Тут я приспустился на шесте, стал качаться потише. У меня вдруг прорезался непостижимый интерес к «ремеслухе». Да и про Мишкиного брата, Абдула-старшего, стоило послушать. Три года назад он уехал в Челябинск в ремесленное училище и потом появлялся несколько раз в селе в форме ремесленника и все более и более делался городским, а прошлый год приехал уже без формы, в шелковой рубашке с закатанными рукавами и при часах. По этому случаю несколько взрослых парней решили его побить, так уж они сочли необходимым. Вскоре всем на той вечеринке стало известно, что сегодня будут Абдула-старшего бить. Парни — из тех, кто не дорос до армии в последний военный год, — собрались кучкой: видно, решали, кто первый пойдет и врежет ему по уху.
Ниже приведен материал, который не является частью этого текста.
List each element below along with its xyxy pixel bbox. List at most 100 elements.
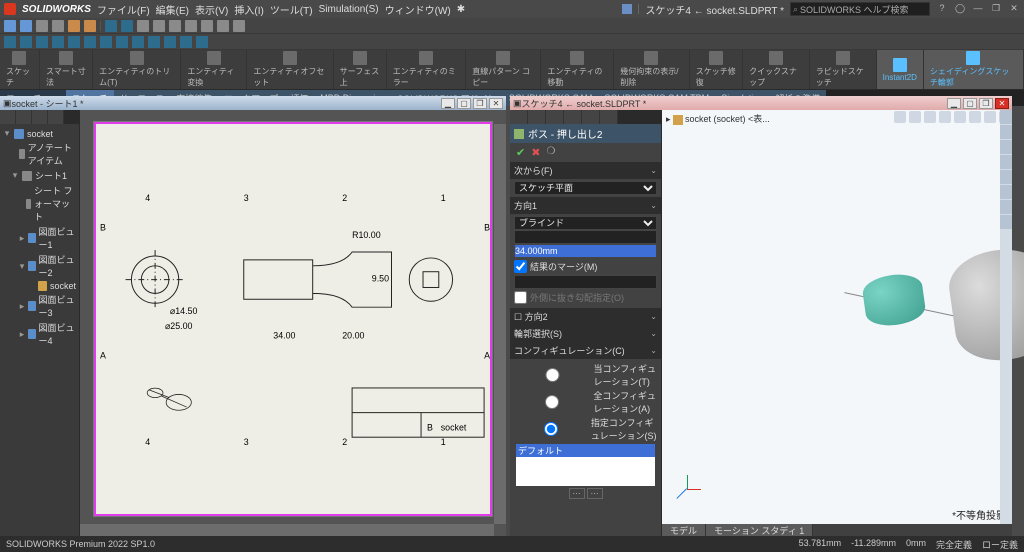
tree-node[interactable]: アノテート アイテム [3, 140, 76, 168]
tree-node[interactable]: ▸図面ビュー4 [3, 320, 76, 348]
cmd-relations[interactable]: 幾何拘束の表示/削除 [614, 50, 690, 89]
qat-e5-icon[interactable] [217, 20, 229, 32]
hud-scene-icon[interactable] [954, 111, 966, 123]
tree-node[interactable]: シート フォーマット [3, 183, 76, 224]
fm-tab-prop-icon[interactable] [16, 110, 32, 124]
qat-undo-icon[interactable] [68, 20, 80, 32]
hud-hide-icon[interactable] [984, 111, 996, 123]
qat-e3-icon[interactable] [185, 20, 197, 32]
pm-tab-5-icon[interactable] [582, 110, 600, 124]
pm-dir1-ref[interactable] [514, 230, 657, 244]
pm-dir1-type[interactable]: ブラインド [514, 216, 657, 230]
tree-node[interactable]: ▸図面ビュー1 [3, 224, 76, 252]
pm-detail-button[interactable]: ❍ [546, 146, 555, 159]
drawing-scroll-v[interactable] [494, 124, 506, 524]
menu-insert[interactable]: 挿入(I) [234, 2, 263, 17]
tb2-6-icon[interactable] [84, 36, 96, 48]
tb2-2-icon[interactable] [20, 36, 32, 48]
pm-tab-3-icon[interactable] [546, 110, 564, 124]
drawing-min-button[interactable]: ▁ [441, 98, 455, 109]
tb2-11-icon[interactable] [164, 36, 176, 48]
pm-cancel-button[interactable]: ✖ [531, 146, 540, 159]
menu-view[interactable]: 表示(V) [195, 2, 228, 17]
tb2-9-icon[interactable] [132, 36, 144, 48]
pm-draft-input[interactable] [514, 275, 657, 289]
tb2-13-icon[interactable] [196, 36, 208, 48]
pm-ok-button[interactable]: ✔ [516, 146, 525, 159]
tp-explorer-icon[interactable] [1000, 155, 1012, 169]
part-close-button[interactable]: ✕ [995, 98, 1009, 109]
tp-view-icon[interactable] [1000, 170, 1012, 184]
cmd-instant2d[interactable]: Instant2D [877, 50, 924, 89]
tb2-7-icon[interactable] [100, 36, 112, 48]
drawing-titlebar[interactable]: ▣ socket - シート1 * ▁ ▢ ❐ ✕ [0, 96, 506, 110]
pm-section-contour[interactable]: 輪郭選択(S)⌄ [510, 325, 661, 342]
pm-tab-1-icon[interactable] [510, 110, 528, 124]
fm-tab-conf-icon[interactable] [32, 110, 48, 124]
tab-motion-study[interactable]: モーション スタディ 1 [706, 524, 813, 536]
qat-redo-icon[interactable] [84, 20, 96, 32]
pm-outside-check[interactable] [514, 291, 527, 304]
pm-depth-input[interactable] [514, 244, 657, 258]
pm-merge-check[interactable] [514, 260, 527, 273]
cmd-linear-pattern[interactable]: 直線パターン コピー [466, 50, 541, 89]
user-icon[interactable]: ◯ [954, 3, 966, 15]
hud-fit-icon[interactable] [909, 111, 921, 123]
cmd-convert[interactable]: エンティティ変換 [181, 50, 247, 89]
menu-overflow[interactable]: ✱ [457, 4, 465, 15]
cmd-rapid-sketch[interactable]: ラピッドスケッチ [810, 50, 877, 89]
pm-section-dir1[interactable]: 方向1⌄ [510, 197, 661, 214]
tb2-12-icon[interactable] [180, 36, 192, 48]
window-minimize[interactable]: — [972, 3, 984, 15]
hud-display-icon[interactable] [939, 111, 951, 123]
cmd-move[interactable]: エンティティの移動 [541, 50, 614, 89]
view-triad[interactable] [672, 474, 702, 504]
menu-simulation[interactable]: Simulation(S) [319, 4, 379, 15]
help-icon[interactable]: ? [936, 3, 948, 15]
drawing-scroll-h[interactable] [80, 524, 494, 536]
qat-open-icon[interactable] [20, 20, 32, 32]
pm-section-from[interactable]: 次から(F)⌄ [510, 162, 661, 179]
pm-tab-4-icon[interactable] [564, 110, 582, 124]
part-min-button[interactable]: ▁ [947, 98, 961, 109]
pm-btn-1[interactable]: ··· [569, 488, 585, 499]
tp-home-icon[interactable] [1000, 110, 1012, 124]
part-titlebar[interactable]: ▣ スケッチ4 ← socket.SLDPRT * ▁ ▢ ❐ ✕ [510, 96, 1012, 110]
tb2-1-icon[interactable] [4, 36, 16, 48]
qat-select-icon[interactable] [105, 20, 117, 32]
drawing-restore-button[interactable]: ❐ [473, 98, 487, 109]
qat-new-icon[interactable] [4, 20, 16, 32]
fm-tab-tree-icon[interactable] [0, 110, 16, 124]
fm-tab-disp-icon[interactable] [48, 110, 64, 124]
tb2-10-icon[interactable] [148, 36, 160, 48]
pm-from-select[interactable]: スケッチ平面 [514, 181, 657, 195]
window-restore[interactable]: ❐ [990, 3, 1002, 15]
cmd-shaded-sketch[interactable]: シェイディングスケッチ輪郭 [924, 50, 1024, 89]
tp-appearance-icon[interactable] [1000, 185, 1012, 199]
drawing-close-button[interactable]: ✕ [489, 98, 503, 109]
tree-node[interactable]: ▾図面ビュー2 [3, 252, 76, 280]
tree-node[interactable]: ▸図面ビュー3 [3, 292, 76, 320]
qat-options-icon[interactable] [137, 20, 149, 32]
qat-rebuild-icon[interactable] [121, 20, 133, 32]
qat-e6-icon[interactable] [233, 20, 245, 32]
tb2-4-icon[interactable] [52, 36, 64, 48]
qat-e1-icon[interactable] [153, 20, 165, 32]
tree-node[interactable]: ▾socket [3, 127, 76, 140]
pm-conf-this[interactable] [514, 368, 591, 382]
menu-file[interactable]: ファイル(F) [97, 2, 150, 17]
hud-zoom-icon[interactable] [894, 111, 906, 123]
qat-save-icon[interactable] [36, 20, 48, 32]
qat-e2-icon[interactable] [169, 20, 181, 32]
tb2-8-icon[interactable] [116, 36, 128, 48]
pm-tab-2-icon[interactable] [528, 110, 546, 124]
cmd-quick-snap[interactable]: クイックスナップ [743, 50, 810, 89]
qat-print-icon[interactable] [52, 20, 64, 32]
drawing-canvas[interactable]: 4321 4321 BA BA [80, 110, 506, 536]
pm-conf-list[interactable]: デフォルト [516, 444, 655, 486]
pm-conf-spec[interactable] [514, 422, 588, 436]
pm-conf-all[interactable] [514, 395, 590, 409]
tp-forum-icon[interactable] [1000, 215, 1012, 229]
pm-section-config[interactable]: コンフィギュレーション(C)⌄ [510, 342, 661, 359]
part-max-button[interactable]: ▢ [963, 98, 977, 109]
Все решала абдуловская хитрость: надо было по правилам ему собрать двух-трех приятелей, потом отойти, вроде как покурить, и потом уже одному Абдулу отделиться и что есть духу чесать домой; никто бы его не осудил. Но не нашлось у Мишкиного брата двух-трех приятелей; и он, к всеобщему восхищению, снял демонстративно часы, положил их в карман, а потом стал подходить к совещающимся: «О чем интересном разговор, ребята?» Так ничего и не получилось, а у нас, пацанов, стало одним героем больше.

Мы немного поговорили о «ремеслухе», Мишка Абдул сказал, что он, если надо, брату напишет и тот устроит меня в самолучшее место. Потом Мишка и Пыч ушли, а мы с Валькой Сонным остались вдвоем, потому что были друзьями.